WEDNESDAY AND THURSDAY
Selected to celebrate the lighter side of Munch’s work with motifs focused on gardens, animals and architecture

FRIDAY
Allocated to Munch’s more dramatic work

SATURDAY
Dedicated to our guests, with themes related to oceans and travel

SUNDAY
Devoted to calmer scenes, such as landscapes
MUNCH MOMENTS
Through an exclusive relationship with Oslo’s Munch Museum, Viking has been granted the digital rights to the entire collection of Norway’s most famous artist, Edvard Munch. Our “Munch Moments” bring the magic of Munch to our ocean ships with a daily, interactive event that provides an opportunity for guests to learn about his extraordinary life and work.

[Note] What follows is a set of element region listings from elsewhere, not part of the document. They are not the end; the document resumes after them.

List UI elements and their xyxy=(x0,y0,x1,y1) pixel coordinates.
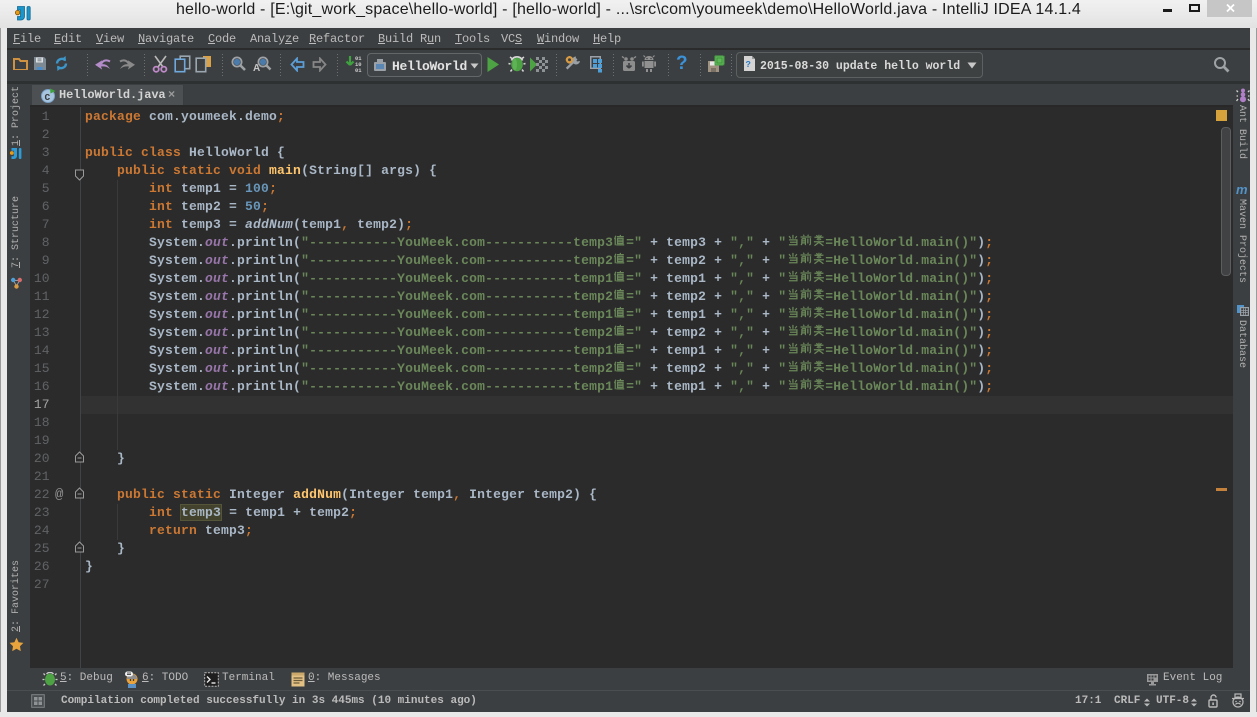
svg-text:01: 01 xyxy=(355,67,362,74)
svg-text:A: A xyxy=(253,63,260,73)
svg-text:C: C xyxy=(45,92,51,103)
svg-text:?: ? xyxy=(746,60,751,70)
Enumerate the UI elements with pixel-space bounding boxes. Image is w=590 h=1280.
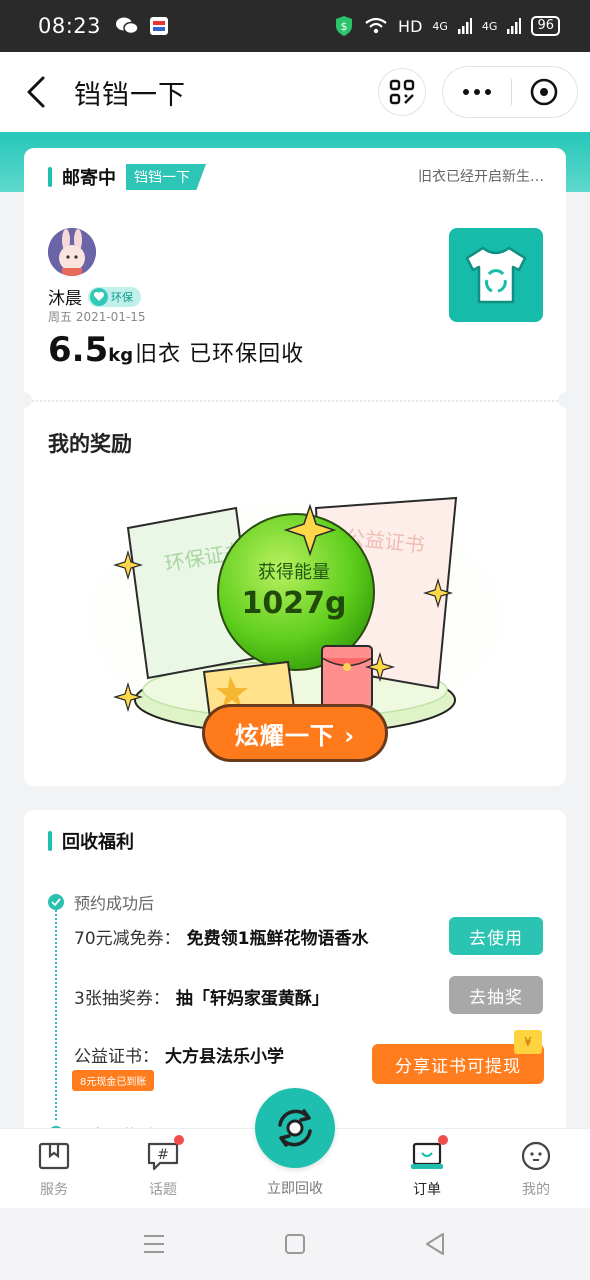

Each afternoon, the ship’s magnificent three-deck Atrium is transformed into an interactive event of art and music. Select famous artworks are projected onto the wall of the main stairs, accompanied by evocative Norwegian compositions that reflect the different moods and themes expressed through about 50 Munch works in all.

WHO WAS MUNCH
Edvard Munch (1863–1944) was a Norwegian expressionist painter and printmaker, and is recognized today as perhaps one of the world’s most famous artists. Munch began to paint early at the age of 12 and lived a life devoted to art. His artistic oeuvre extends over a period of more than 60 years, during which he painted more than 2,000 paintings and made tens of thousands of prints.

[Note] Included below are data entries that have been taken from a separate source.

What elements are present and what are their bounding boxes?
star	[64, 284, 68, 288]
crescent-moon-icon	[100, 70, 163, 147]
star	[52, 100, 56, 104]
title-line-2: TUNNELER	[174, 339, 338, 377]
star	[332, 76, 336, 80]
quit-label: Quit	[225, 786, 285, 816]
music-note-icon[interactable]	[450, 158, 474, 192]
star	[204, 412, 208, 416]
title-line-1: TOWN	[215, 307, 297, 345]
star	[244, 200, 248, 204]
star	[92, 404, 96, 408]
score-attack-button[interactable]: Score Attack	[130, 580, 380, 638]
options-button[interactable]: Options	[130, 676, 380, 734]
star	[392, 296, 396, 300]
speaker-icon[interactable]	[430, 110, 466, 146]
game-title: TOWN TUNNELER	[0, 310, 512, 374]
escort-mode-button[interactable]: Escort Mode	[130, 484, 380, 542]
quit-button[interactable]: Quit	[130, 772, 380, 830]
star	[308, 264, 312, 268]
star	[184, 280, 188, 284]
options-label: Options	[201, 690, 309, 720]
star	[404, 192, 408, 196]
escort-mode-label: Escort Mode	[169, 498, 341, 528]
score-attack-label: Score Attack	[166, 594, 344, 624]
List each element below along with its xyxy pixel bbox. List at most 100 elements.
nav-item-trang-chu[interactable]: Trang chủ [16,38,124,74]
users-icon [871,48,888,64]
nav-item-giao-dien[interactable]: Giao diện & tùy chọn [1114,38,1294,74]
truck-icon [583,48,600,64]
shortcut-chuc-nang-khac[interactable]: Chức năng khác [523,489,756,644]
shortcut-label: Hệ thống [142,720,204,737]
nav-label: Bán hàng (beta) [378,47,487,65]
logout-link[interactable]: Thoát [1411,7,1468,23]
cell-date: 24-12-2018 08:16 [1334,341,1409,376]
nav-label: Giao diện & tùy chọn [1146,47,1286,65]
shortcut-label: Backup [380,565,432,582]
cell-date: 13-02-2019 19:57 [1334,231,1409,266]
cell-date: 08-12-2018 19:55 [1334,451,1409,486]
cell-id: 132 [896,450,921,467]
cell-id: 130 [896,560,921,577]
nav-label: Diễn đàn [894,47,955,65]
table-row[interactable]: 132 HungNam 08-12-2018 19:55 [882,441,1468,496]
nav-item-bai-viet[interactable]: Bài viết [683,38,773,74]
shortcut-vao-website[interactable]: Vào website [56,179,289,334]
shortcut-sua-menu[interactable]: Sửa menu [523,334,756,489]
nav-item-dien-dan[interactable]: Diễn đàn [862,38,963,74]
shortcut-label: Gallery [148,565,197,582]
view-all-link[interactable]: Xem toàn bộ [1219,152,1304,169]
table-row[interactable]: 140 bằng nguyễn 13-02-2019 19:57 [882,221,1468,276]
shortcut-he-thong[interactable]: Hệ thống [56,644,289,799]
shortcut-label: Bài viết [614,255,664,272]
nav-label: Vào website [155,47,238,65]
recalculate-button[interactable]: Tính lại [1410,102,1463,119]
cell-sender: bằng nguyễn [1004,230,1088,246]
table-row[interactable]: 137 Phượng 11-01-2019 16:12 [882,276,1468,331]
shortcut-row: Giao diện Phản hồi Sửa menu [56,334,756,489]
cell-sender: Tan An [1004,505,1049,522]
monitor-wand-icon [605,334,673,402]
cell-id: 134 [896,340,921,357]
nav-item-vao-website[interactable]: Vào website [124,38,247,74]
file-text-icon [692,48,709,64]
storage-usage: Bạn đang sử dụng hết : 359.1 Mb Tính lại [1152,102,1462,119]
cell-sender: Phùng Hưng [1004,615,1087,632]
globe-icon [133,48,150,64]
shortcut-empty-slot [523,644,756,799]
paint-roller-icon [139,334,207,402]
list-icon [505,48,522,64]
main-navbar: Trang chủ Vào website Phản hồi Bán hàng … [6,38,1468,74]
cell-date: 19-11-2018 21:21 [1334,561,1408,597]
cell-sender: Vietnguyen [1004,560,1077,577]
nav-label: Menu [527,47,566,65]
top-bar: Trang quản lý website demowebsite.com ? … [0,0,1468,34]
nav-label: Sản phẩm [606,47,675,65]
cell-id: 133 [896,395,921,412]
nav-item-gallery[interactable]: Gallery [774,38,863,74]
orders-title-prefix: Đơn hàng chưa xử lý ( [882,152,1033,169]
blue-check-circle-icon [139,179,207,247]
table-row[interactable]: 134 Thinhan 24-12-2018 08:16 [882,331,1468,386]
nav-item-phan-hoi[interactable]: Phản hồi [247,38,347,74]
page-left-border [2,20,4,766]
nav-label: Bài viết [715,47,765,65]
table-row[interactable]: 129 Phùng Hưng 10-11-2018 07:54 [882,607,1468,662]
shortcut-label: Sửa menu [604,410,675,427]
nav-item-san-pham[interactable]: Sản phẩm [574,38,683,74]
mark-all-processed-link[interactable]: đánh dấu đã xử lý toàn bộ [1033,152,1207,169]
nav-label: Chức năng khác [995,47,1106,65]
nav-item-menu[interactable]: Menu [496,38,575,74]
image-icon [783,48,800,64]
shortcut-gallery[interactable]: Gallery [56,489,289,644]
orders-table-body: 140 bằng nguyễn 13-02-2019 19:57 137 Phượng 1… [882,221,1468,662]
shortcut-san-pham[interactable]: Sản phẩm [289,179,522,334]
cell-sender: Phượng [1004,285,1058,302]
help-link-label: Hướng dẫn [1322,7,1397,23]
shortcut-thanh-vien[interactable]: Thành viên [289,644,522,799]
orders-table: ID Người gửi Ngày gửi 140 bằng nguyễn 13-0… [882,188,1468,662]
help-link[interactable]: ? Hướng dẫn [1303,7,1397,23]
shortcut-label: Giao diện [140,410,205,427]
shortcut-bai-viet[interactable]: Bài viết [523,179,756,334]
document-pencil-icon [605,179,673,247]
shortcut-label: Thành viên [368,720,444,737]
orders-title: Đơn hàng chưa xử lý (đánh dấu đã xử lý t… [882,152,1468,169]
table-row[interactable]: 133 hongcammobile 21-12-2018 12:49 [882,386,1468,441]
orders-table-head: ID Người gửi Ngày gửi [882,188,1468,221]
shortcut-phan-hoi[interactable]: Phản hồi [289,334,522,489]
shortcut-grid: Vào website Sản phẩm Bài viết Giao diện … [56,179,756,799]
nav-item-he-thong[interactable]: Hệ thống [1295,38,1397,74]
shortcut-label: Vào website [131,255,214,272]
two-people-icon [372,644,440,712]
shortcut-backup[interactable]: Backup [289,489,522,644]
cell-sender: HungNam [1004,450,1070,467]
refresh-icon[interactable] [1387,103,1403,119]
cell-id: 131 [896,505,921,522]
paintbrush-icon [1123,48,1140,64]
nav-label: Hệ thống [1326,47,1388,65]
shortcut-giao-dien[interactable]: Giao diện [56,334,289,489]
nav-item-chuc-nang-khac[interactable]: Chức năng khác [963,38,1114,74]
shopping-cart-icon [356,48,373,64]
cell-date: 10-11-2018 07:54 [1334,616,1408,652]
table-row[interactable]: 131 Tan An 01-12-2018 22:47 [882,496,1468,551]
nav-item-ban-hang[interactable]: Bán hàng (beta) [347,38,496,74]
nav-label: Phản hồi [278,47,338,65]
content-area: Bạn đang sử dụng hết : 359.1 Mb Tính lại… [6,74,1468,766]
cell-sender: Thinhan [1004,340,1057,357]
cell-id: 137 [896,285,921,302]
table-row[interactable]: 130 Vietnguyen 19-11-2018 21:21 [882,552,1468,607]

Munch can be said to be almost as famous for his life as he is for his art. In periods, he lived a nomadic and turbulent bohemian life, together with the Kristiania Bohemians in the Norwegian capital and with the group around the wine bar Zum schwarzen Ferkel in Berlin. During his long life as an artist, Munch experimented with the different painterly directions of his time, but it is first and foremost as a symbolist and expressionist he has become famous. Paintings such as The Scream, Madonna, Death in the Sickroom and The Dance of Life are highly praised icons in art history.

EMOTION UNCOVERED
Munch’s most famous painting, The Scream, exists in four versions. He created this masterpiece in 1893, and the onboard painting is a later version from 1910. The motif is inspired by an experience Munch describes in a poem in his diary in 1892. “I was walking along the road with two friends—the sun was setting—suddenly the sky turned blood red—I paused, feeling exhausted, and leaned on the fence—there was blood and tongues of fire above the blue-black fjord and the city—my friends walked on, and I stood there trembling with anxiety—and I sensed an infinite scream passing through nature.” The same swirling brush strokes are used in a 1894 bare-torso Madonna, an oil on canvas piece.

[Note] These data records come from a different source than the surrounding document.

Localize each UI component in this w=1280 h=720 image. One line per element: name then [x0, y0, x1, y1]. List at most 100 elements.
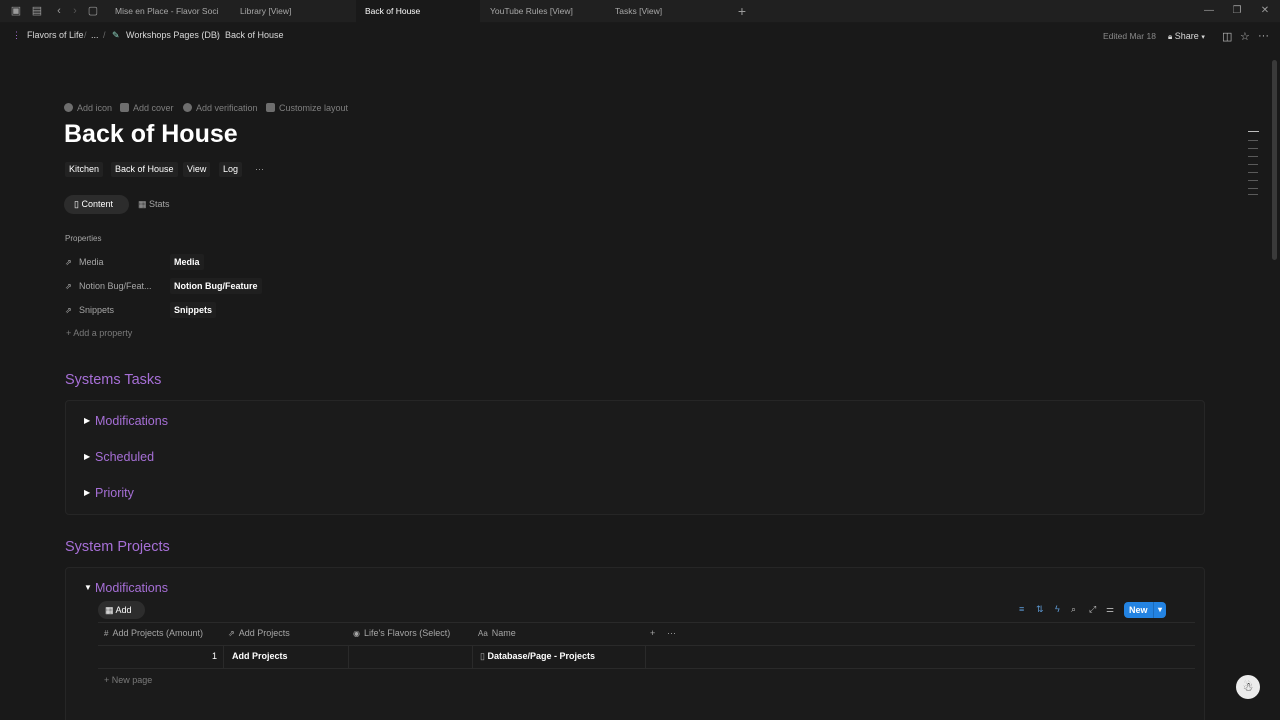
add-icon-button[interactable]: Add icon: [64, 103, 112, 113]
edited-timestamp: Edited Mar 18: [1103, 31, 1156, 41]
tab-content[interactable]: ▯ Content: [64, 195, 129, 214]
toggle-modifications[interactable]: ▶ Modifications: [84, 414, 168, 428]
expand-icon[interactable]: ⤢: [1089, 604, 1096, 615]
new-page-label: New page: [111, 675, 153, 685]
tab-mise-en-place[interactable]: Mise en Place - Flavor Societ: [106, 0, 218, 23]
column-label: Life's Flavors (Select): [363, 628, 451, 638]
search-icon[interactable]: ⌕: [1071, 604, 1076, 615]
new-page-button[interactable]: + New page: [104, 675, 152, 685]
breadcrumb-separator: /: [103, 30, 106, 40]
add-column-icon[interactable]: +: [650, 628, 655, 638]
add-view-label: Add: [115, 605, 132, 615]
back-icon[interactable]: ‹: [52, 4, 66, 18]
add-cover-button[interactable]: Add cover: [120, 103, 174, 113]
property-label: Snippets: [79, 305, 115, 315]
share-button[interactable]: 🔒︎ Share ▾: [1164, 28, 1215, 45]
toc-line[interactable]: [1248, 140, 1258, 141]
more-icon[interactable]: ···: [1258, 30, 1269, 42]
restore-icon[interactable]: ❐: [1222, 0, 1252, 22]
tab-tasks[interactable]: Tasks [View]: [606, 0, 730, 23]
notifications-icon[interactable]: ▤: [30, 4, 44, 18]
toc-line[interactable]: [1248, 156, 1258, 157]
toggle-priority[interactable]: ▶ Priority: [84, 486, 134, 500]
toc-line[interactable]: [1248, 172, 1258, 173]
cell-amount[interactable]: 1: [212, 651, 217, 661]
breadcrumb-current[interactable]: Back of House: [225, 30, 284, 40]
toc-line[interactable]: [1248, 180, 1258, 181]
triangle-right-icon[interactable]: ▶: [84, 416, 95, 425]
help-avatar-icon[interactable]: ☃: [1236, 675, 1260, 699]
automation-icon[interactable]: ϟ: [1055, 604, 1060, 614]
properties-heading: Properties: [65, 234, 102, 243]
star-icon[interactable]: ☆: [1240, 30, 1250, 43]
sort-icon[interactable]: ⇅: [1036, 604, 1044, 615]
property-bug-feature-label[interactable]: ⇗ Notion Bug/Feat...: [65, 281, 165, 291]
scrollbar[interactable]: [1272, 60, 1277, 260]
add-property-button[interactable]: + Add a property: [66, 328, 132, 338]
system-projects-heading[interactable]: System Projects: [65, 539, 170, 555]
forward-icon[interactable]: ›: [68, 4, 82, 18]
property-media-value[interactable]: Media: [170, 254, 204, 270]
column-header-flavors[interactable]: ◉ Life's Flavors (Select): [353, 628, 450, 638]
share-label: Share: [1174, 31, 1199, 41]
triangle-right-icon[interactable]: ▶: [84, 452, 95, 461]
select-icon: ◉: [353, 629, 360, 638]
tab-youtube-rules[interactable]: YouTube Rules [View]: [481, 0, 605, 23]
toc-line[interactable]: [1248, 148, 1258, 149]
customize-layout-label: Customize layout: [279, 103, 349, 113]
property-media-label[interactable]: ⇗ Media: [65, 257, 165, 267]
toc-line[interactable]: [1248, 194, 1258, 195]
cell-name[interactable]: ▯ Database/Page - Projects: [480, 651, 595, 662]
toggle-scheduled[interactable]: ▶ Scheduled: [84, 450, 154, 464]
property-bug-feature-value[interactable]: Notion Bug/Feature: [170, 278, 262, 294]
tag-log[interactable]: Log: [219, 162, 243, 177]
tag-view[interactable]: View: [183, 162, 211, 177]
new-tab-icon[interactable]: +: [735, 4, 749, 18]
chevron-down-icon[interactable]: ▾: [1153, 602, 1166, 618]
property-snippets-value[interactable]: Snippets: [170, 302, 217, 318]
folder-icon[interactable]: ▢: [86, 4, 100, 18]
cell-projects[interactable]: Add Projects: [232, 651, 288, 661]
column-header-projects[interactable]: ⇗ Add Projects: [228, 628, 290, 638]
add-verification-button[interactable]: Add verification: [183, 103, 258, 113]
systems-tasks-heading[interactable]: Systems Tasks: [65, 372, 161, 388]
cell-divider: [645, 645, 646, 668]
tab-library[interactable]: Library [View]: [231, 0, 355, 23]
breadcrumb-ellipsis[interactable]: ...: [91, 30, 99, 40]
minimize-icon[interactable]: —: [1194, 0, 1224, 22]
breadcrumb-parent[interactable]: Workshops Pages (DB): [126, 30, 220, 40]
tab-stats[interactable]: ▦ Stats: [138, 199, 170, 210]
workspace-icon: ⋮: [12, 30, 21, 40]
column-header-amount[interactable]: # Add Projects (Amount): [104, 628, 203, 638]
triangle-right-icon[interactable]: ▶: [84, 488, 95, 497]
customize-layout-button[interactable]: Customize layout: [266, 103, 348, 113]
top-nav: ⋮ Flavors of Life / ... / ✎ Workshops Pa…: [0, 23, 1280, 51]
column-header-name[interactable]: Aa Name: [478, 628, 516, 638]
more-tags-icon[interactable]: ···: [251, 162, 268, 177]
breadcrumb-separator: /: [84, 30, 87, 40]
toc-line[interactable]: [1248, 164, 1258, 165]
page-title[interactable]: Back of House: [64, 120, 238, 149]
tag-kitchen[interactable]: Kitchen: [65, 162, 104, 177]
breadcrumb-workspace[interactable]: Flavors of Life: [27, 30, 84, 40]
column-more-icon[interactable]: ···: [667, 628, 676, 638]
add-view-button[interactable]: ▦ Add: [98, 601, 145, 619]
add-verification-label: Add verification: [196, 103, 258, 113]
tag-back-of-house[interactable]: Back of House: [111, 162, 178, 177]
toc-line[interactable]: [1248, 188, 1258, 189]
new-button[interactable]: New ▾: [1124, 602, 1166, 618]
systems-tasks-callout: ▶ Modifications ▶ Scheduled ▶ Priority: [65, 400, 1205, 515]
toggle-modifications-open[interactable]: ▼ Modifications: [84, 581, 168, 595]
relation-icon: ⇗: [228, 629, 235, 638]
column-label: Add Projects (Amount): [112, 628, 203, 638]
tab-bar: ▣ ▤ ‹ › ▢ Mise en Place - Flavor Societ …: [0, 0, 1280, 23]
close-icon[interactable]: ✕: [1250, 0, 1280, 22]
panel-icon[interactable]: ◫: [1222, 30, 1232, 43]
settings-icon[interactable]: ⚌: [1106, 604, 1114, 615]
tab-back-of-house[interactable]: Back of House: [356, 0, 480, 23]
property-snippets-label[interactable]: ⇗ Snippets: [65, 305, 165, 315]
filter-icon[interactable]: ≡: [1019, 604, 1024, 614]
toc-line[interactable]: [1248, 131, 1259, 132]
sidebar-toggle-icon[interactable]: ▣: [9, 4, 23, 18]
triangle-down-icon[interactable]: ▼: [84, 583, 95, 592]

There are many coastal pictures on display painted from Munch’s property overlooking the Norweigan fjords. It has been said that he often asked his coachman to halt at the plateau above his vacation home to admire the view there of the Oslofjord. He liked to stand at his easel in wind and weather and paint nature scenes by the fjord in all seasons. When Munch moved back to his hometown in 1909, the pessimistic undertone that had become prominent in much of his earlier works faded quite a bit, and he took more of a colorful, playful approach with his paintings. This is clear in his later works.